Il lui demande de lui préciser la nature des démarches qu'il doit entreprendre pour en récupérer le bénéfice, toutes celles initiées par lui étant jusqu'alors demeurées vaines.
Vu les autres pièces du dossier.
Vu le code de justice administrative.
Vu la décision par laquelle la présidente du tribunal a désigné
M. Truy, premier conseiller honoraire, pour statuer sur les litiges mentionnés à l'article R. 222-13 du code de justice administrative, y compris en faisant usage des dispositions de l'article R. 222-1 du même code.
Considérant ce qui suit :
1. Aux termes de l'article R. 222-1 du code de justice administrative : " Les présidents de tribunal administratif () et les magistrats ayant une ancienneté minimale de deux ans et ayant atteint le grade de premier conseiller désignés à cet effet par le président de leur juridiction peuvent, par ordonnance : () 4° Rejeter les requêtes manifestement irrecevables lorsque la juridiction n'est pas tenue d'inviter leur auteur à les régulariser () ". Aux termes de l'article R. 222-16 du même code : " Pour les affaires visées à l'article R. 222-13, les attributions dévolues par les dispositions réglementaires du présent code à la formation de jugement ou à son président sont exercées par le magistrat compétent en vertu de cet article ".
2. Aux termes de l'article R. 421-1 du code de justice administrative : " La juridiction ne peut être saisie que par voie de recours formé contre une décision et ce, dans les deux mois à partir de la notification ou de la publication de la décision attaquée () ".

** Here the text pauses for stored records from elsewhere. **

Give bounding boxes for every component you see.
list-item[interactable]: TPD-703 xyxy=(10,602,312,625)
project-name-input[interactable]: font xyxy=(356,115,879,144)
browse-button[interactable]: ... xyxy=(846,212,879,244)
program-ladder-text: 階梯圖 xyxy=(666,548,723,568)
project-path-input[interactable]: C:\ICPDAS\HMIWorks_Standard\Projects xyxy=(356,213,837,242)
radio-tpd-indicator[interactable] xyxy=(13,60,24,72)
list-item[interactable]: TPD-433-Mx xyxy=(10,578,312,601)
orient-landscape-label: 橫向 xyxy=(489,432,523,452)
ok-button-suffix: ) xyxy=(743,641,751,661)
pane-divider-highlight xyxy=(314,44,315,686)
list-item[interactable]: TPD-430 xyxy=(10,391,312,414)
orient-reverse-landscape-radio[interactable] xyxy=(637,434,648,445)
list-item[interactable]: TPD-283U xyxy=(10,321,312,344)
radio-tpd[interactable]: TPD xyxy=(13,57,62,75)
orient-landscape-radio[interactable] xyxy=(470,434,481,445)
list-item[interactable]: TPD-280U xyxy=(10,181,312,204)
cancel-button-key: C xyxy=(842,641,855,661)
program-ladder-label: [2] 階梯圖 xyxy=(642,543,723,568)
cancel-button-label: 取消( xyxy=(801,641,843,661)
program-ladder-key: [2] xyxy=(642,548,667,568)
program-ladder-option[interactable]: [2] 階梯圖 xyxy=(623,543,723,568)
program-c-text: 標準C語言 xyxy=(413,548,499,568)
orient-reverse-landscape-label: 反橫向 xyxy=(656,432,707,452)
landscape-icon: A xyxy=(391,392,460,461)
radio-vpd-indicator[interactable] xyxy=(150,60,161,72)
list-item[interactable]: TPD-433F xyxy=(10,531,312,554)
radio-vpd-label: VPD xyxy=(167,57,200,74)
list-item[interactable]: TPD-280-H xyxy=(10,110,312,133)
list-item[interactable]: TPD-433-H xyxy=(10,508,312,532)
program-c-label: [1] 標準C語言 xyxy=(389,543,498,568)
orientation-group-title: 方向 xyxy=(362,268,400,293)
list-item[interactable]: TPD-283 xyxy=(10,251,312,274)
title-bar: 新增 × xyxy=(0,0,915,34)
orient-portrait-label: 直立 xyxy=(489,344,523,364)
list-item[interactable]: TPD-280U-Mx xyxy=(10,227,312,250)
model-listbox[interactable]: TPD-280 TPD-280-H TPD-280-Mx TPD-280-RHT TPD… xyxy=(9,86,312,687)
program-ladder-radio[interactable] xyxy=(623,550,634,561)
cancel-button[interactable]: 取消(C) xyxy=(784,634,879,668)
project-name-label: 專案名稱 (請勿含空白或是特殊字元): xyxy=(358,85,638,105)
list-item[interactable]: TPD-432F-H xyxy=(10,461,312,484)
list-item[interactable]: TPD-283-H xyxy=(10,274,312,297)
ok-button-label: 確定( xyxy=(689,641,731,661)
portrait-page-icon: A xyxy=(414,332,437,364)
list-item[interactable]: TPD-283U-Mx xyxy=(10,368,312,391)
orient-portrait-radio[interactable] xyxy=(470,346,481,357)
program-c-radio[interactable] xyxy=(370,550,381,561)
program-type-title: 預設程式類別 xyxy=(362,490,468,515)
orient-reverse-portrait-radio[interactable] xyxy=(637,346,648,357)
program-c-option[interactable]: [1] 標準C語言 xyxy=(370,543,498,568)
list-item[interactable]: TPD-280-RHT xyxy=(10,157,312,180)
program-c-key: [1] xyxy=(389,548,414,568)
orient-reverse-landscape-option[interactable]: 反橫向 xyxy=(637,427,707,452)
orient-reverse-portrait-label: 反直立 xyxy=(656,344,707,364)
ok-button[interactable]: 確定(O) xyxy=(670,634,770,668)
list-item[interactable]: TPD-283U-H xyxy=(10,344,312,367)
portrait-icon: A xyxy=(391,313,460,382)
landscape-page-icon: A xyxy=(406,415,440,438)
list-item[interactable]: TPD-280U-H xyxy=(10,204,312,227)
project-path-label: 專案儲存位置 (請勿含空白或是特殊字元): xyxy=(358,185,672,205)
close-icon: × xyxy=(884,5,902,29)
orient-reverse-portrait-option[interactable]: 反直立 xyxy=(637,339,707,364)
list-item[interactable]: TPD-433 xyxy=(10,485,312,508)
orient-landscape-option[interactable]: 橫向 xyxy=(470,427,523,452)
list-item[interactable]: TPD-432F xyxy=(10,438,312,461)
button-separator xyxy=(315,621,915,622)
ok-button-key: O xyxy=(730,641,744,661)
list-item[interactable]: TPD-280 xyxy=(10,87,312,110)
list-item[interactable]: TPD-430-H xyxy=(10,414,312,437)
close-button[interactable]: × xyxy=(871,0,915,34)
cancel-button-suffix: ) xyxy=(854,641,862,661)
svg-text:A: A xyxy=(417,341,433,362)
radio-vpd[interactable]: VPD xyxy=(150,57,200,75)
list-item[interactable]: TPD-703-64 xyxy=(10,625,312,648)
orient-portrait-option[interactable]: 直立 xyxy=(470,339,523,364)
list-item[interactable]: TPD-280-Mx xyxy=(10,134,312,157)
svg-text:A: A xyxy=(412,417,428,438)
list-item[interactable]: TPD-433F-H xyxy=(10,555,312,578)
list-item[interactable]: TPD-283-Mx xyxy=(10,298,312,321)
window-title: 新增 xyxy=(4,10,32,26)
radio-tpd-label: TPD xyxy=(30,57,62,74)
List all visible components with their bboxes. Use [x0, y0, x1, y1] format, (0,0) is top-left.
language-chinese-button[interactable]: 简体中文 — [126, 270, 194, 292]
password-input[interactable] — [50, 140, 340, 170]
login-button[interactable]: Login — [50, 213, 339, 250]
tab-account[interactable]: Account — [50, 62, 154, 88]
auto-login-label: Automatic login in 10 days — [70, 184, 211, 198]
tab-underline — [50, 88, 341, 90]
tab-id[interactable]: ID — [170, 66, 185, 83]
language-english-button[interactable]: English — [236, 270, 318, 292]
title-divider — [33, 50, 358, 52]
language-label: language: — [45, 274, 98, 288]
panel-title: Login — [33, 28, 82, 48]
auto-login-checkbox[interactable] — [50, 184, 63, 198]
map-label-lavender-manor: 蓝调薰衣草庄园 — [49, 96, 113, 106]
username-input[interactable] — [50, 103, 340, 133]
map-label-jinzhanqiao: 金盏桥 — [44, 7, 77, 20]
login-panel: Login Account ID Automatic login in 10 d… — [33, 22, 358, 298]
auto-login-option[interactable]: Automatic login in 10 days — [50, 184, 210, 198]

3. M. B, qui se borne à produire le relevé d'information intégral le concernant, dont il ressort d'ailleurs qu'une décision portant invalidation de son permis de conduire lui a vainement été présentée le 23 novembre 2009, ne formule devant le tribunal de céans aucune conclusion sur laquelle le tribunal pourrait statuer et ne fait état d'aucun moyen à l'encontre de la seule décision identifiable. Par suite, à défaut de conclusions mettant en cause la légalité d'une décision administrative, sa requête est manifestement irrecevable et doit être rejetée par application des dispositions précitées du 4° de l'article R. 222-1 du code de justice administrative.
ORDONNE :
Article 1er : La requête de M. B est rejetée.
Article 2 : La présente ordonnance sera notifiée à M. A B. Copie en sera adressée au ministre de l'intérieur.
Fait à Amiens, le 23 juin 2022.
Le magistrat désigné,
Signé
G. TRUY
La République mande et ordonne au ministre de l'intérieur, en ce qui le concerne ou à tous huissiers de justice à ce requis en ce qui concerne les voies de droit commun contre les parties privées, de pourvoir à l'exécution de la présente décision.